# wymagający



## elroy

Cześć,

The book says that this word means "demanding," but unfortunately it doesn't give any examples of usage - except in one exercise, in which the word is used in connection with "szkoła."

My question is whether "wymagający" can be used in other contexts in which we would use "demanding" in English.

Do the following make sense?

_Ta książka jest wymagająca._
_To pytanie jest wymagające._ 

Any insight about the connotations of this word, as well as examples, would be appreciated. Dziękuję.


----------



## Monica610

Yes, the book can be "wymagająca" and then it means that it is hard to understand it, it needs a lot of  attention and concentretion. Did you mean it? If yes, then it's ok but we use this word rather rarely in this context. More often we just say "Ta książka jest ciężka, trudna" (hard, difficult), "To pytanie jest trudne".
I hope this will help you, if not, then just ask or simply write an privite message


----------



## elroy

I was not trying to write a specific sentence.   I was just trying to figure out when exactly this word could be used.

I understand that it would be unusual to use this word with "książka" or "pytanie," but could you perhaps give me examples of other nouns that you could be described as "wymagający"?

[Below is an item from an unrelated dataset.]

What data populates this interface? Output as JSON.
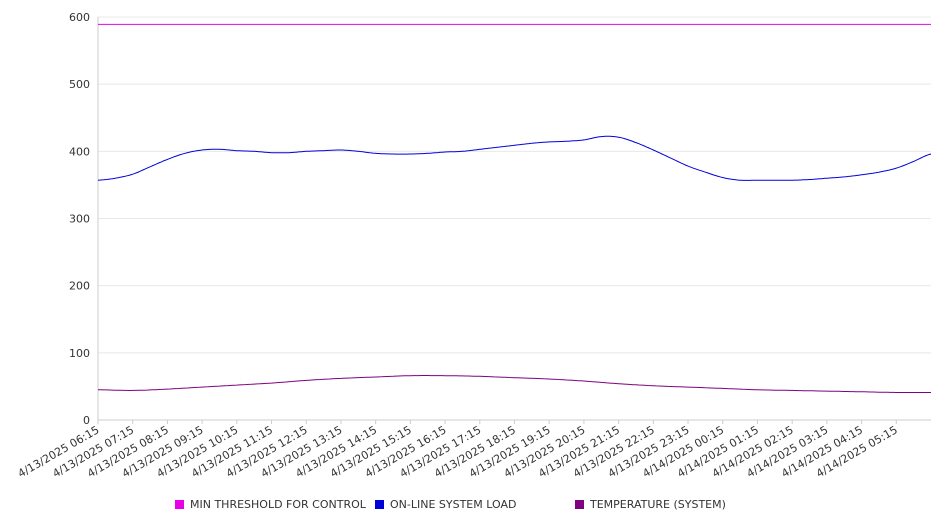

The book gave "szkoła."  What are some other nouns with which this word would not sound unusual?

Thanks again.


----------



## Monica610

It may sound a little strange to you, but we really do not use word "wymagający/a" describing something else than "szkoła", "nauczyciel" (teacher) etc. Maybe also "rodzice" (parents) but I have no other ideas for now! I'll write when I come up with something
But, of course, if you use it describing a book , it won't be a mistake, but it's simply rare. Just how I've explained it before!


----------



## elroy

Sounds to me like a better translation would be "strict" (although I think "demanding" works better with "school" - and definitely with "book"!).

Thanks again, Monica!


----------



## Monica610

The teacher can be both strict (surowy)  and demanding (wymagający)


----------



## Jana337

OK, I googled it and would like to ask you for a confirmation of my translations:

Wymagający rywale - tough competitors?
Wymagający (name of some software) - exhaustive, complete?
Dziś klient jest bardzo wymagający - customers are very demanding nowadays
wymagający rynek unijny - a very competitive market of the EU
Cukrzyca typu 2 (nie wymagająca wstrzyknięć insuliny) - diabetes II (not requiring insulin) - here it is a participle and not an adjective
Praca wymagająca samodyscypliny - work requiring self-discipline - again a participle
Wikipedia: Strony wymagające weryfikacji - Pages requiring authorization - a participle

Jana


----------



## Monica610

Actually correct but I don't understand this:

Wymagający (name of some software) - exhaustive, complete

Shouldn't there be "wymagany"?

PS: "competitors" is a good example i forgot about it.


----------



## Marga H

Cześć!
*wymagający*  adj,usually in context boss,teacher,parent
To jest wymagający szef.
Mój ojciec jest bardzo wymagający.
Wymagający nauczyciel nie zaliczy tego zadania.
*wymagający* participle usually with :sth ,of somebody
pacjent wymagający operacji=pacjent wymaga operacji
praca wymagająca cierpliwości = ta praca wymaga cierpliwości (this work requires patience)
decyzja wymagająca czasu (do namysłu) a decision requires long time(of deeply thinking)
książka wymagająca uwagi (skupienia)podczas czytania
film wymagający mocnych nerwów poczas oglądania (you need have stron g nerves  to watching this film)
Hope it helps a little.
Mam nadzieję,ze to trochę pomoże.


----------



## Marga H

I have read this thread once more and would like to add that "wymagająca szkoła" is gramatically correct but for my polish ear doesn't sound well.I would rather say "szkoła o wysokim poziomie (nauczania)" literaly:high level of teaching.
Pozdrowienia.


----------